You've got to hand it to Americans. We sure are a bunch of cockeyed optimists. Despite deep cynicism with our political leaders and a perception of growing greed and income inequality, when it comes to our personal prospects, we tend to see nothing but blue skies ahead.
Case in point: A poll conducted earlier this year of 3,200 Americans found that 89 percent of those older than 60 and 84 percent of those 18 to 59 are confident they can maintain a high quality of life throughout their senior years. That’s despite the fact that most among us have saved way too little toward retirement and that multiple chronic ailments are a near certainty as we age.

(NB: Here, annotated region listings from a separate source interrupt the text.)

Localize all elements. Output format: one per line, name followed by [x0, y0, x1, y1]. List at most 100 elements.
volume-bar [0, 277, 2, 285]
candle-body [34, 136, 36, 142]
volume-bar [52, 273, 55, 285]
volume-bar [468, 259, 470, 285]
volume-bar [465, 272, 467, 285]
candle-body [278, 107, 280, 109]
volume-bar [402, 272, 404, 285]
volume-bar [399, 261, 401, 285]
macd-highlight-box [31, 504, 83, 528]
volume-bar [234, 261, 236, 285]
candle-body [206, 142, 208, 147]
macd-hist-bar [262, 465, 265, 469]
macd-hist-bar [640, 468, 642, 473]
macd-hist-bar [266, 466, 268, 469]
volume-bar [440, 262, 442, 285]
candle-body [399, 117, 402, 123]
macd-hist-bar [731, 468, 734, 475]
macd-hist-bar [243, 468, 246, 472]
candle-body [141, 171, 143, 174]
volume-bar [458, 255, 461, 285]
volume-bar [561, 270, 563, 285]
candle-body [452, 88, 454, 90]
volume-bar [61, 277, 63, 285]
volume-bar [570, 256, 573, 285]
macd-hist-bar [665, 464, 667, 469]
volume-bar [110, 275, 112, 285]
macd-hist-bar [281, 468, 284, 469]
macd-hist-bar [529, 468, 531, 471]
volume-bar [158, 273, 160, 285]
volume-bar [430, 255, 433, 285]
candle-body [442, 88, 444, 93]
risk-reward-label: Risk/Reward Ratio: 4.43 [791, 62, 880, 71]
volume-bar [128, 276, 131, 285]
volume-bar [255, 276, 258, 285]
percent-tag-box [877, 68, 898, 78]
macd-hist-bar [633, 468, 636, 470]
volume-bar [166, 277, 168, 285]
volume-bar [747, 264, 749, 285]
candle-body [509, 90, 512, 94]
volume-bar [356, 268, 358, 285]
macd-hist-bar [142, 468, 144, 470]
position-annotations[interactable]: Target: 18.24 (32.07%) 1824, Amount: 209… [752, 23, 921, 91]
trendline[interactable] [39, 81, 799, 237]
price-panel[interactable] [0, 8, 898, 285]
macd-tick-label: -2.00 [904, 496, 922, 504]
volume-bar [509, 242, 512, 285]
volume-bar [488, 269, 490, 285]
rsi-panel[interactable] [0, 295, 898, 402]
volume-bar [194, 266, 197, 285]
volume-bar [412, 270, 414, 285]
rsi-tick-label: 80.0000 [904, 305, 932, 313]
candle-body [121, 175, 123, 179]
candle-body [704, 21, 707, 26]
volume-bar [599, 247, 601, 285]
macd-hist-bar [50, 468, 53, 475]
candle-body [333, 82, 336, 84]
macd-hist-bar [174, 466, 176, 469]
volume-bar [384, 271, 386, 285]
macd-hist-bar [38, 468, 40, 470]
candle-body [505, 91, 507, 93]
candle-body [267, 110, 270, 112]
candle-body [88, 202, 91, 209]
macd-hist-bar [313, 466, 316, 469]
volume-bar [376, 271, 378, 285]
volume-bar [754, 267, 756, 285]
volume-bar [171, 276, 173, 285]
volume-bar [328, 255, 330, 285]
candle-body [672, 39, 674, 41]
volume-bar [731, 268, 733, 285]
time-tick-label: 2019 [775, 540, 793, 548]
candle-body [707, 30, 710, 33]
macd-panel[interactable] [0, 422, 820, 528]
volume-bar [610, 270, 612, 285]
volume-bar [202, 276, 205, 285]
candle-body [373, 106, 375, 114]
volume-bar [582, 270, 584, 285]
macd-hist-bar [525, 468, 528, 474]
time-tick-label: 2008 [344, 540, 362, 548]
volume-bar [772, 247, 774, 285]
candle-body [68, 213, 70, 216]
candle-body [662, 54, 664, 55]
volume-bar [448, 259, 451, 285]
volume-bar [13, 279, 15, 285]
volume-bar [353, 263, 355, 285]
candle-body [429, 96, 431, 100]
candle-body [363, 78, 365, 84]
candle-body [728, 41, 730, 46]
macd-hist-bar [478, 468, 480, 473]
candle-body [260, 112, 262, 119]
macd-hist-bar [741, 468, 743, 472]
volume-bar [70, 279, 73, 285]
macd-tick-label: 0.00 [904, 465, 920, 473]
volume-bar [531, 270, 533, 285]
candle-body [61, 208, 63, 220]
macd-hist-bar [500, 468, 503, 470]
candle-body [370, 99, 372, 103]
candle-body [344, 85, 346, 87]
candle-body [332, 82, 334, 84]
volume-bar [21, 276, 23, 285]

However, there are some heartening signs to support at least cautious optimism. For example, more and more of us are doing what we can to improve our chances for a healthier and less stressful later life, according to the 2014 United States of Aging Survey. The survey was conducted by the National Association of Area Agencies on Aging, the National Council on Aging, UnitedHealthcare and USA Today, and results were released in July.
Fifty-three percent of senior respondents said they set health goals in 2014, such as eating better, losing weight and getting more exercise. That’s a bump from 26 percent in 2013.
Other positive signs from the senior set:
• 37 percent said they exercise every day, up from 26 percent in 2013.
• 54 percent said their community is doing enough to prepare for the needs of a growing senior population.
• 58 percent overall have discussed end-of-life care with loved ones; among those 75 and older, 63 percent have done so.
• 53 percent have created advance directives with loved ones.
Hospitals, of course, are bracing for an onslaught of age-related challenges as the boomer generation hurtles toward senior citizenhood. Acute inpatient care will be dramatically impacted. But with a robust combination of technology, ambulatory facilities, impeccably communicated discharge planning and follow-up calls and visits, hospitals will enable more and more older patients to remain in their homes where they want to be. And that’s certainly a reason to keep hope alive.